AppCaching is generally useful only when the apps are deterministic. If the outputs may be different for identical inputs, caching will hide this non-deterministic behavior. For instance caching an app that returns a random number will result in every invocation returning the same result.

Timing

If several identical calls to previously defined app hello are made for the first time, several apps will be launched since no cached result is available. Once one such app completes and the result is cached all subsequent calls will return immediately with the cached result.

Performance

If AppCaching is enabled, some minor performance penalty will be seen especially when thousands of subsecond tasks are launched rapidly.

Note

The performance penalty has not yet been quantified.

Configuring

The appCache option in the config is the master switch, which if set to False disables all AppCaching. By default the global appCache is enabled, and AppCaching is disabled for each app individually, which can be enabled to pick and choose what apps are to be cached.

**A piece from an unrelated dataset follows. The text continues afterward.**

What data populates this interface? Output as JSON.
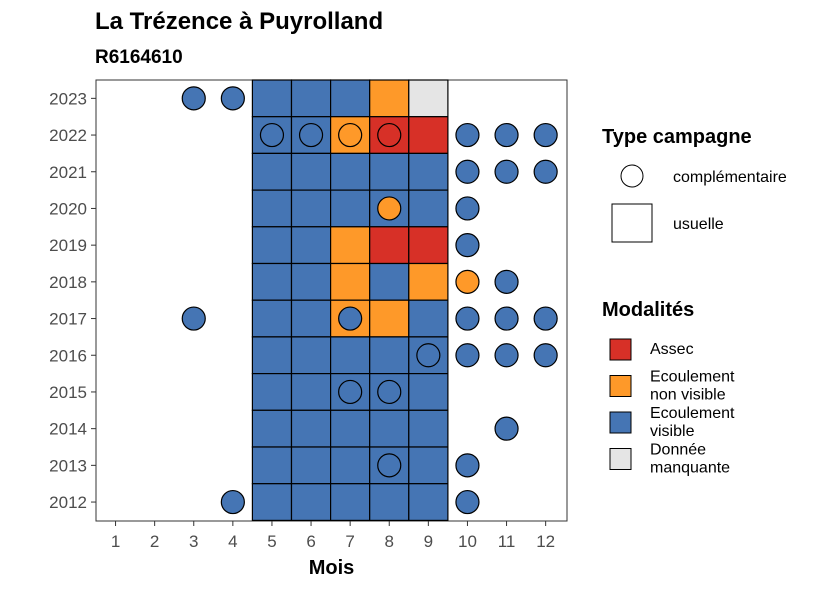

Disabling AppCaching globally :

  1. Disabling AppCaching globally via config:

    config = {
        "sites": [{ ... }],
        "globals": {
             "appCache": False # <-- Disable AppCaching globally
    }
    
    dfk = DataFlowKernel(config=config)
    
  2. Disabling AppCaching globally via option to DataFlowKernel:

    workers = ThreadPoolExecutor(max_workers=4)
    dfk = DataFlowKernel(executors=[workers], appCache=False)